Riseborough has said that for one project, she discovered she was being paid 1/24th of male co-star’s salary – points out that within the entertainment industry, the bulk of female power still lies in a woman’s looks.
“To be fair, no one is making me stand on a red carpet in a nice dress, it’s my choice,” she says.
“We have chosen to do that because we want to have a voice, and few platforms have been accessible to us as women. The avenues of clothes, hair and make-up have provided us with opportunities to have a voice and to develop some sort of power. Look at the voice Cheryl (Tweedy) developed through her advertising. That’s just the way things are right now, but it’s changing all the time.”

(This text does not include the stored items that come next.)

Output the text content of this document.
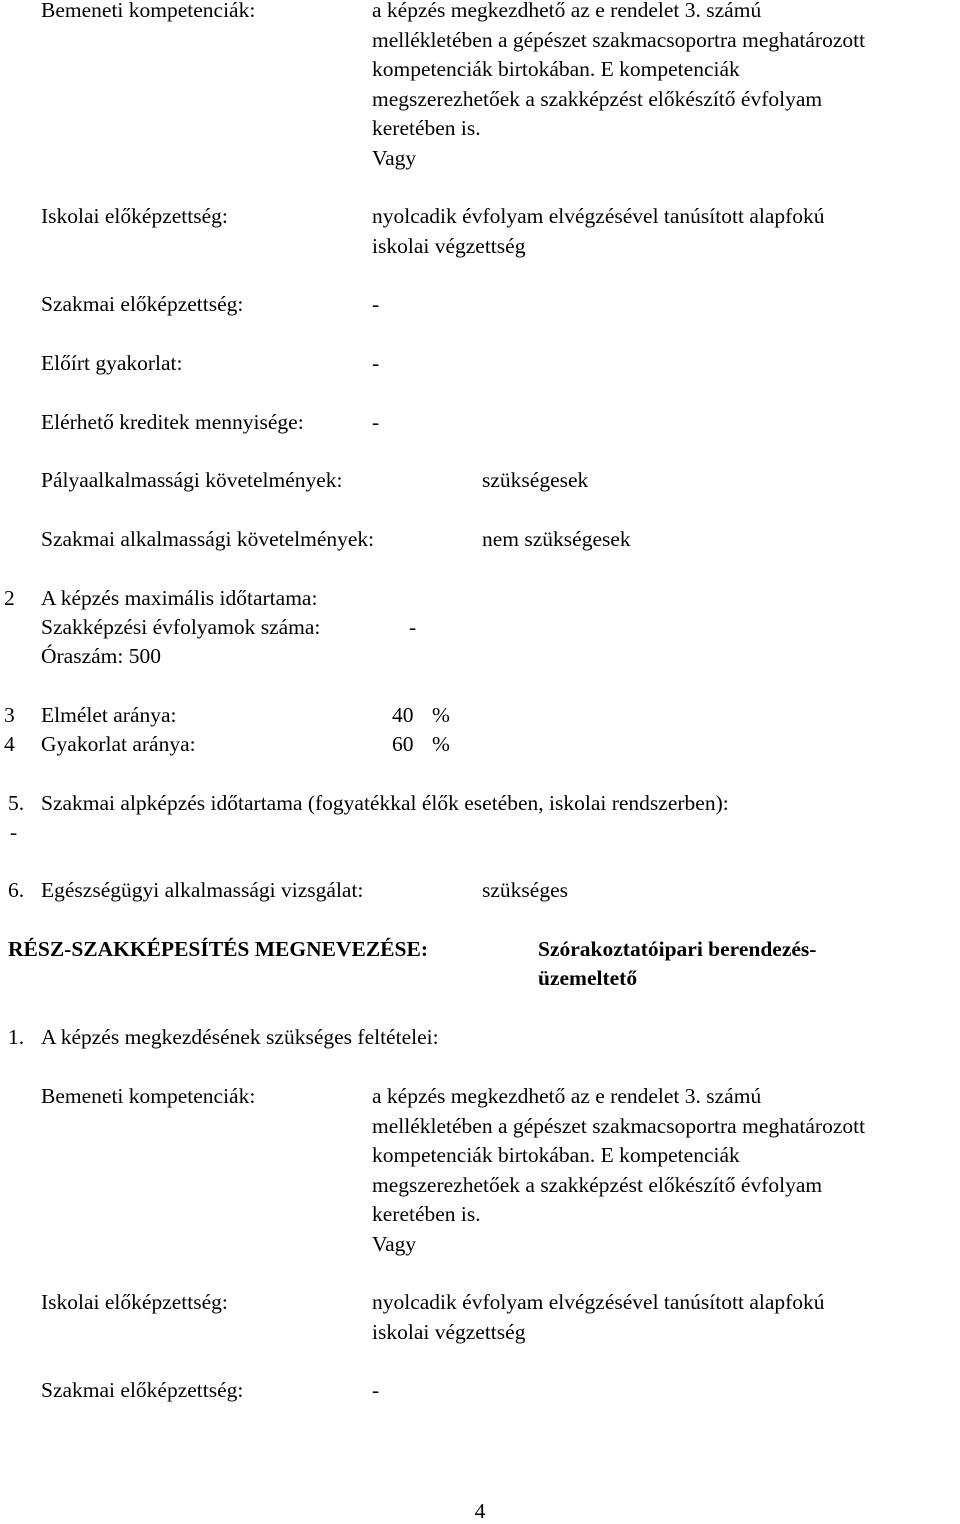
Bemeneti kompetenciák:	a képzés megkezdhető az e rendelet 3. számú
mellékletében a gépészet szakmacsoportra meghatározott
kompetenciák birtokában. E kompetenciák
megszerezhetőek a szakképzést előkészítő évfolyam
keretében is.
Vagy
Iskolai előképzettség:	nyolcadik évfolyam elvégzésével tanúsított alapfokú
iskolai végzettség
Szakmai előképzettség:	-
Előírt gyakorlat:	-
Elérhető kreditek mennyisége:	-
Pályaalkalmassági követelmények:	szükségesek
Szakmai alkalmassági követelmények:	nem szükségesek
2 A képzés maximális időtartama:
Szakképzési évfolyamok száma:	-
Óraszám: 500
3 Elmélet aránya:	40 %
4 Gyakorlat aránya:	60 %
5. Szakmai alpképzés időtartama (fogyatékkal élők esetében, iskolai rendszerben):
-
6. Egészségügyi alkalmassági vizsgálat:	szükséges
RÉSZ-SZAKKÉPESÍTÉS MEGNEVEZÉSE:	Szórakoztatóipari berendezés-
üzemeltető
1. A képzés megkezdésének szükséges feltételei:
Bemeneti kompetenciák:	a képzés megkezdhető az e rendelet 3. számú
mellékletében a gépészet szakmacsoportra meghatározott
kompetenciák birtokában. E kompetenciák
megszerezhetőek a szakképzést előkészítő évfolyam
keretében is.
Vagy
Iskolai előképzettség:	nyolcadik évfolyam elvégzésével tanúsított alapfokú
iskolai végzettség
Szakmai előképzettség:	-
4
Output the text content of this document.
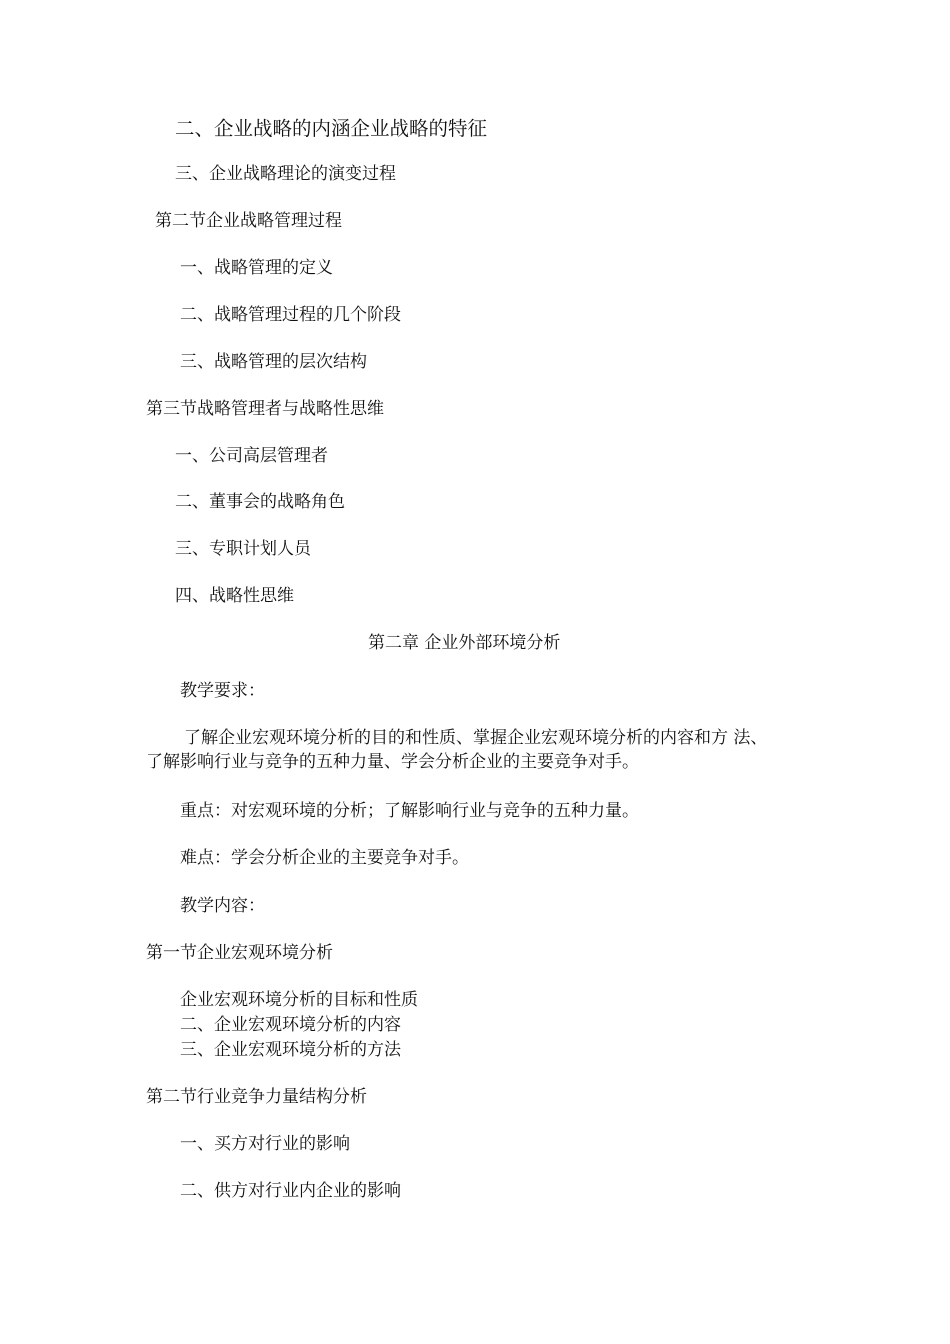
二、企业战略的内涵企业战略的特征
三、企业战略理论的演变过程
第二节企业战略管理过程
一、战略管理的定义
二、战略管理过程的几个阶段
三、战略管理的层次结构
第三节战略管理者与战略性思维
一、公司高层管理者
二、董事会的战略角色
三、专职计划人员
四、战略性思维
第二章 企业外部环境分析
教学要求：
了解企业宏观环境分析的目的和性质、掌握企业宏观环境分析的内容和方 法、
了解影响行业与竞争的五种力量、学会分析企业的主要竞争对手。
重点：对宏观环境的分析；了解影响行业与竞争的五种力量。
难点：学会分析企业的主要竞争对手。
教学内容：
第一节企业宏观环境分析
企业宏观环境分析的目标和性质
二、企业宏观环境分析的内容
三、企业宏观环境分析的方法
第二节行业竞争力量结构分析
一、买方对行业的影响
二、供方对行业内企业的影响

Riseborough says at some point, she’d want to try directing a script she’s written. In the meantime, she’s been adjusting other people’s. She persuaded Charlie Brooker to change the role she plays in Crocodile, part of the most recent Black Mirror series, from a male to a female.
She plays a woman who will go to fatal extremes to protect the life and family she has built for herself.
“When I initially read for the female role my co-star plays, I told Charlie that I was interested in the other role, which was a man’s,” she recalls. “So they re-wrote it for me. It’s even better that they didn’t swap my main co-star’s part to a guy. It ended up being two women in the main roles, and that was an exciting and believable dynamic.
“There was some concern from up top that the part would not be sympathetic if it was a woman and that was all the more reason for me to do it to stop perpetuating stereotypes. Pinning criminal acts on certain genders – that’s a strange thing we seem to do in society, it’s so negative and yet it happens in film and TV all the time.”
The Sundance Film Festival runs from 18-28 January 2018. Black Mirror Season 4 is available on Netflix.